Salvatore Vecchioni: se n’è andato l’ultimo baluardo della resistenza italiana

Salvatore Vecchioni è morto. La Resistenza italiana ha perso il suo ultimo baluardo. E lui lo era davvero e lo è stato fino all’ultimo respiro.

Ogni volta che il nostro paese perde un volto, un testimone di questi anni così duri, cosi pieni di segreti, così sanguinosi e così estremi, ci troviamo a piangere qualcosa che va al di là di tutto.

Si piange per l’uomo che ci lascia, ma tanto anche per ciò che ha rappresentato.

Si leggono tante cose diverse in questi frangenti. E questi giorni sono pieni di voci e di rumori. Qualcuno assordante. Ognuno si erge a giudice della storia. Mi sento un po’ a disagio, ma adesso voglio dare spazio ai sentimenti.

Ho conosciuto Salvatore, sono stata accolta in casa sua tante volte e sono stata ad ascoltarlo per ore. Un tempo impiegato bene, dico oggi, che di quel tempo ho un ricordo bellissimo e quella sensazione di pienezza e di bellezza che poche incontri sanno lasciarti addosso.

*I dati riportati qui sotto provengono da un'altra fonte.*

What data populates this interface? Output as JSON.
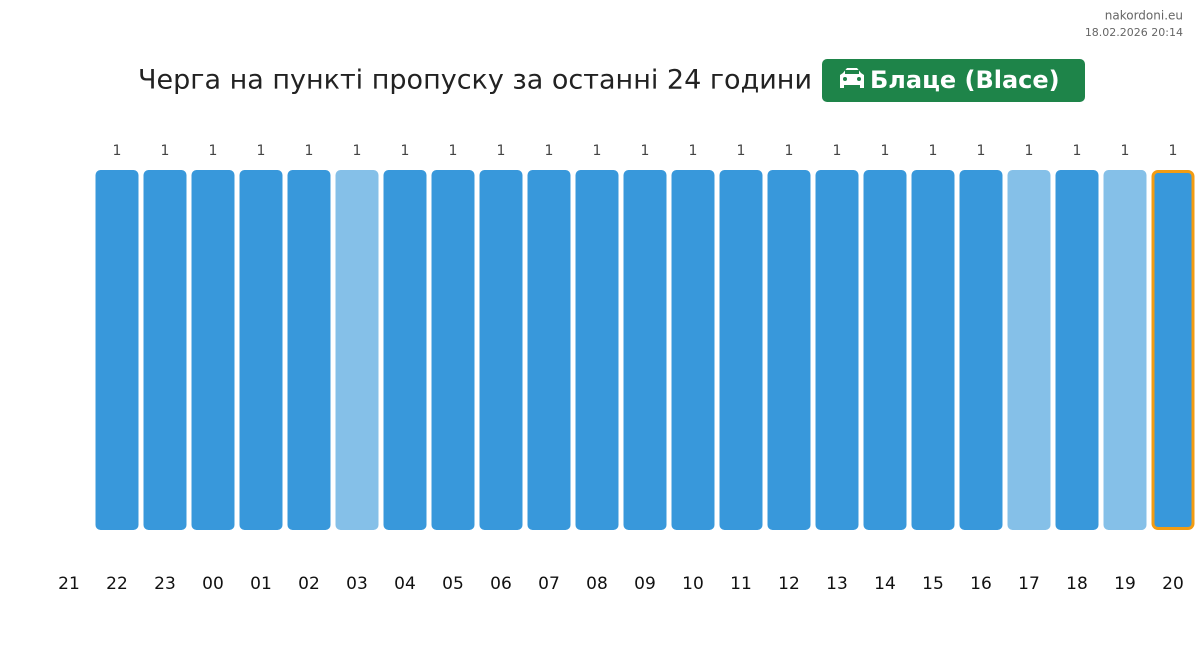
{
  "chart_data": {
    "type": "bar",
    "title": "Черга на пункті пропуску за останні 24 години",
    "badge": "Блаце (Blace)",
    "site": "nakordoni.eu",
    "timestamp": "18.02.2026 20:14",
    "categories": [
      "21",
      "22",
      "23",
      "00",
      "01",
      "02",
      "03",
      "04",
      "05",
      "06",
      "07",
      "08",
      "09",
      "10",
      "11",
      "12",
      "13",
      "14",
      "15",
      "16",
      "17",
      "18",
      "19",
      "20"
    ],
    "values": [
      null,
      1,
      1,
      1,
      1,
      1,
      1,
      1,
      1,
      1,
      1,
      1,
      1,
      1,
      1,
      1,
      1,
      1,
      1,
      1,
      1,
      1,
      1,
      1
    ],
    "colors": [
      null,
      "#3898db",
      "#3898db",
      "#3898db",
      "#3898db",
      "#3898db",
      "#85c0e8",
      "#3898db",
      "#3898db",
      "#3898db",
      "#3898db",
      "#3898db",
      "#3898db",
      "#3898db",
      "#3898db",
      "#3898db",
      "#3898db",
      "#3898db",
      "#3898db",
      "#3898db",
      "#85c0e8",
      "#3898db",
      "#85c0e8",
      "#3898db"
    ],
    "current": "20",
    "current_color": "#f39c12"
  }
}
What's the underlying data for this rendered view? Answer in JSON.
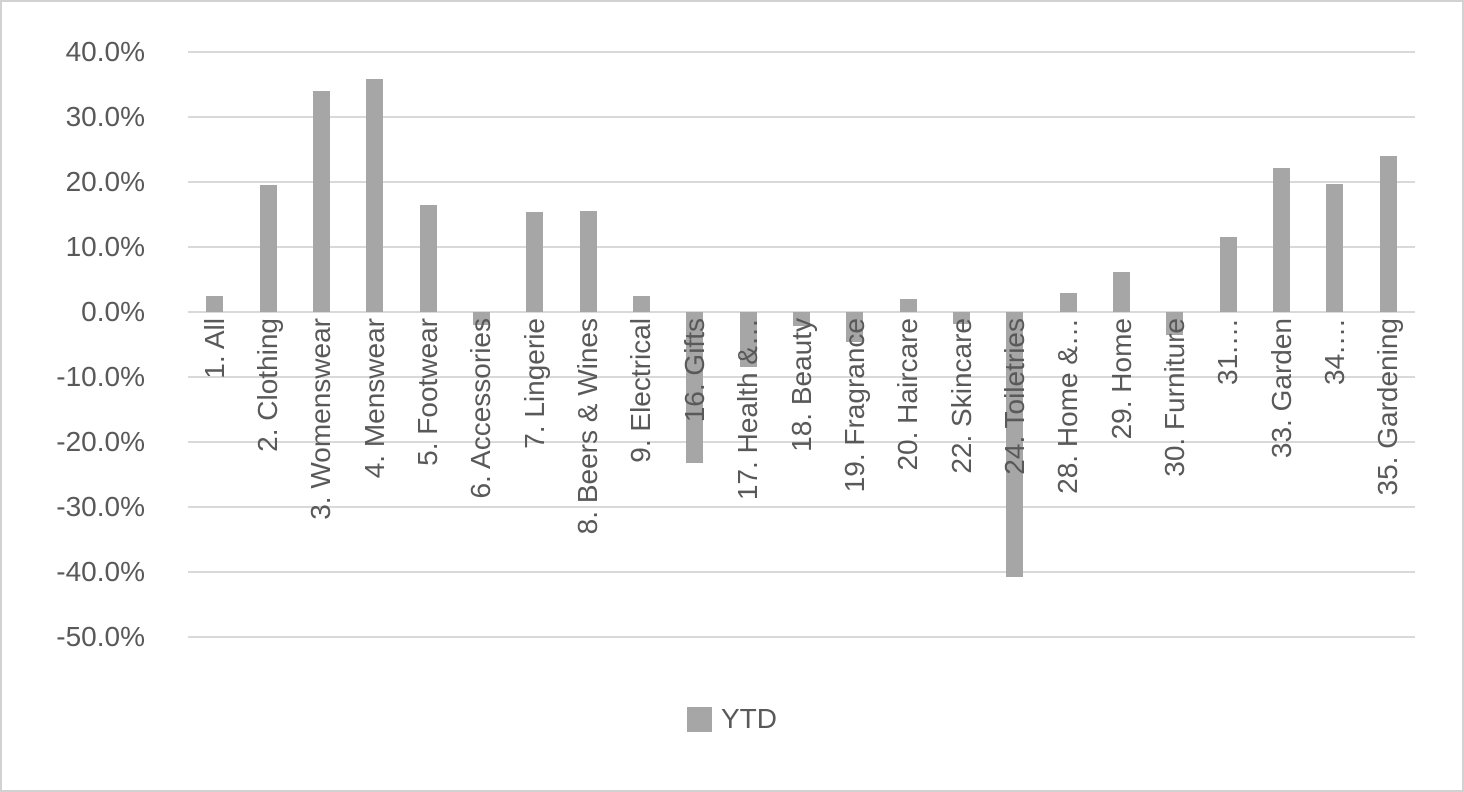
{
  "chart": {
    "legend_label": "YTD",
    "colors": {
      "bar": "#a6a6a6",
      "grid": "#d9d9d9",
      "text": "#595959",
      "frame_border": "#d2d2d2",
      "background": "#ffffff"
    }
  },
  "chart_data": {
    "type": "bar",
    "title": "",
    "xlabel": "",
    "ylabel": "",
    "grid": true,
    "legend_position": "bottom",
    "ylim": [
      -50,
      40
    ],
    "ytick_step": 10,
    "yticks": [
      {
        "value": 40,
        "label": "40.0%"
      },
      {
        "value": 30,
        "label": "30.0%"
      },
      {
        "value": 20,
        "label": "20.0%"
      },
      {
        "value": 10,
        "label": "10.0%"
      },
      {
        "value": 0,
        "label": "0.0%"
      },
      {
        "value": -10,
        "label": "-10.0%"
      },
      {
        "value": -20,
        "label": "-20.0%"
      },
      {
        "value": -30,
        "label": "-30.0%"
      },
      {
        "value": -40,
        "label": "-40.0%"
      },
      {
        "value": -50,
        "label": "-50.0%"
      }
    ],
    "categories": [
      "1. All",
      "2. Clothing",
      "3. Womenswear",
      "4. Menswear",
      "5. Footwear",
      "6. Accessories",
      "7. Lingerie",
      "8. Beers & Wines",
      "9. Electrical",
      "16. Gifts",
      "17. Health &…",
      "18. Beauty",
      "19. Fragrance",
      "20. Haircare",
      "22. Skincare",
      "24. Toiletries",
      "28. Home &…",
      "29. Home",
      "30. Furniture",
      "31.…",
      "33. Garden",
      "34.…",
      "35. Gardening"
    ],
    "series": [
      {
        "name": "YTD",
        "values": [
          2.5,
          19.6,
          34.0,
          35.8,
          16.4,
          -2.0,
          15.4,
          15.5,
          2.5,
          -23.2,
          -8.5,
          -2.2,
          -4.6,
          2.0,
          -1.9,
          -40.8,
          3.0,
          6.2,
          -3.6,
          11.5,
          22.2,
          19.7,
          24.0
        ]
      }
    ]
  }
}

Salvatore è stato partigiano di nome e di fatto. Ha scelto da che parte stare e lo ha fatto sempre, da sempre. Le vicende che lo hanno travolto in gioventù si facevano spazio tra lo  sguardo fiero e l’atteggiamento da condottiero.

In quella guerra di liberazione – perché ciò è stata innanzitutto – lui si è fatto avanti e non ha mai smesso di rivendicarne le ragioni. Oggi che possiamo fare se non salutare una persona che ha segnato un periodo storico tra i più tragici della nostra storia? Che possiamo fare se non accompagnare questo saluto con una gratitudine che è quella di una generazione che può dirsi libera anche grazie a ciò che Salvatore ha fatto?

Sì c’era morte, sì c’era sangue. C’era il buio in tutto quel passato. Ma ci sono stati uomini che hanno sofferto anche per chi, come noi, oggi si appresta a fare dei distinguo continui. Si scelgono parole che non si scontrino con sentimenti tiepidi. Ci si barcamena in quel “ni” che evita chirurgicamente di prendere una qualsivoglia direzione.

Credo che coloro che da tutta quella guerra di liberazione si sono sentiti esclusi lo abbiano fatto in coscienza. La guerra di liberazione è stata una guerra di popolo e c’erano uomini e donne di tutte le estrazioni e di tutte le idee politiche.

Oggi, in queste giornate di mezza festa in cui si torna però a sentire il fetore di parole come fascismo e nazismo come fossero le cose più normali del mondo, dovremmo ripensare molto a ciò che qualcuno ha fatto per liberarci da idee tanto pericolose e vischiose come quelle.

Salvatore è stato uno di loro e dovremmo rendergli onore, facendo parlare la sua vicenda umana.

Altri lo faranno e lo hanno fatto con la scienza  e la conoscenza. Io cerco di farlo con il sentimento, un po’ confusa e sorpresa da una tristezza che si è incagliata dentro al cuore.

Salvatore, ho gli appunti che ho preso mentre mi parlavi e il tuo sguardo dentro al mio. Di tutto questo ne farò tesoro prezioso. Ciao comandante.